Tuesday, June 30, 2009

Who killed MJ?

No, definitely not his doctors. Nor his rivals. Nor the sharks to whom he reportedly owed money. It is unlikely any of them would have wanted him dead that badly.

Michael Jackson began as a heart-wrenchingly sweet singer. Looking at his innocent early pictures, you wouldn’t imagine he would grow into the freak that many thought he became in his later life.

MJ’s music was nervous, frenzied, jumpy. It was almost atonal, and you won’t find much in his oeuvre that you could call mellifluous. His music and dance went together. One didn’t mean a great deal without the other.

The beats, many of which he mouthed out before his musicians put them down on paper and played them, are cut, broken, hyperactive. This may sound blasphemous, but like Pandit Kumar Gandharva, who sang in short bursts to make up for a single lung, MJ created an art he and only he could perform. It couldn’t get more idiosyncratic, more individual. MJ created his art from his neurotic twitches.

What happened in his early days – his troubled childhood when his father took up with his third woman, and his youth as a member of the family band, when he had to share a motel room with older brothers making out with groupies – wrenched him painfully out of his innocence. His love life was doomed. He came to be accused of child abuse. He lived in hell, and his art could never be respectable. It was street-like, it was exaggerated, it was fascinating.

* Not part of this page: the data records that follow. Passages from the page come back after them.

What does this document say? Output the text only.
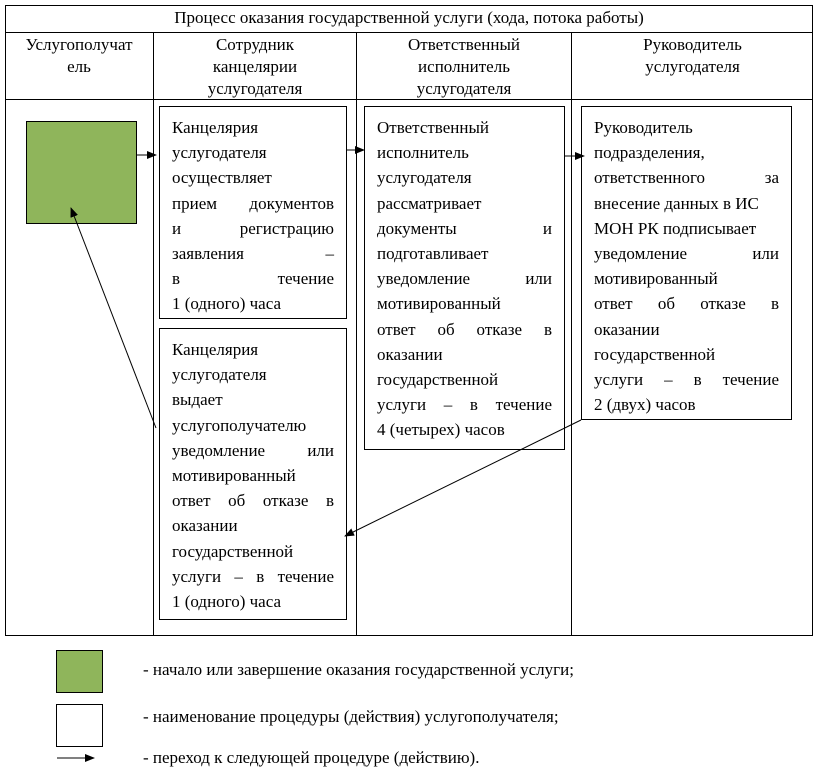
Процесс оказания государственной услуги (хода, потока работы)
Услугополучат
ель
Сотрудник
канцелярии
услугодателя
Ответственный
исполнитель
услугодателя
Руководитель
услугодателя
Канцелярия
услугодателя
осуществляет
прием документов
и регистрацию
заявления –
в течение
1 (одного) часа
Ответственный
исполнитель
услугодателя
рассматривает
документы и
подготавливает
уведомление или
мотивированный
ответ об отказе в
оказании
государственной
услуги – в течение
4 (четырех) часов
Руководитель
подразделения,
ответственного за
внесение данных в ИС
МОН РК подписывает
уведомление или
мотивированный
ответ об отказе в
оказании
государственной
услуги – в течение
2 (двух) часов
Канцелярия
услугодателя
выдает
услугополучателю
уведомление или
мотивированный
ответ об отказе в
оказании
государственной
услуги – в течение
1 (одного) часа
- начало или завершение оказания государственной услуги;
- наименование процедуры (действия) услугополучателя;
- переход к следующей процедуре (действию).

All of this must have made him king of pop. Perhaps pop, when it needs to be as successful as it was with MJ, needs ‘freaks’. The largest selling artiste in history was also the unhappiest. He didn’t like his looks, he didn’t like his colour, and he tried to change all that with the help of modern medicine. As the police are now telling us, he had nothing but pills in his body when he died. No food. Just medicine. That’s a stark metaphor for his broken world.

MJ made a fortune out of being neurotic, and the pop world fuelled his success and made its own fortune out of him. It takes a small town Rakhi Sawant, dreaming of taking on the suave, English-educated stars of Bollywood, to create a freak who sells. She is today’s freak, checking out her grooms on television, creating hysteria for the moment when she ties the knot, and raking in some millions in the process. Who knows what emotional misery awaits her and the boy she weds on prime time TV?

So who killed MJ? Could it be those merciless accomplices, pop and commerce?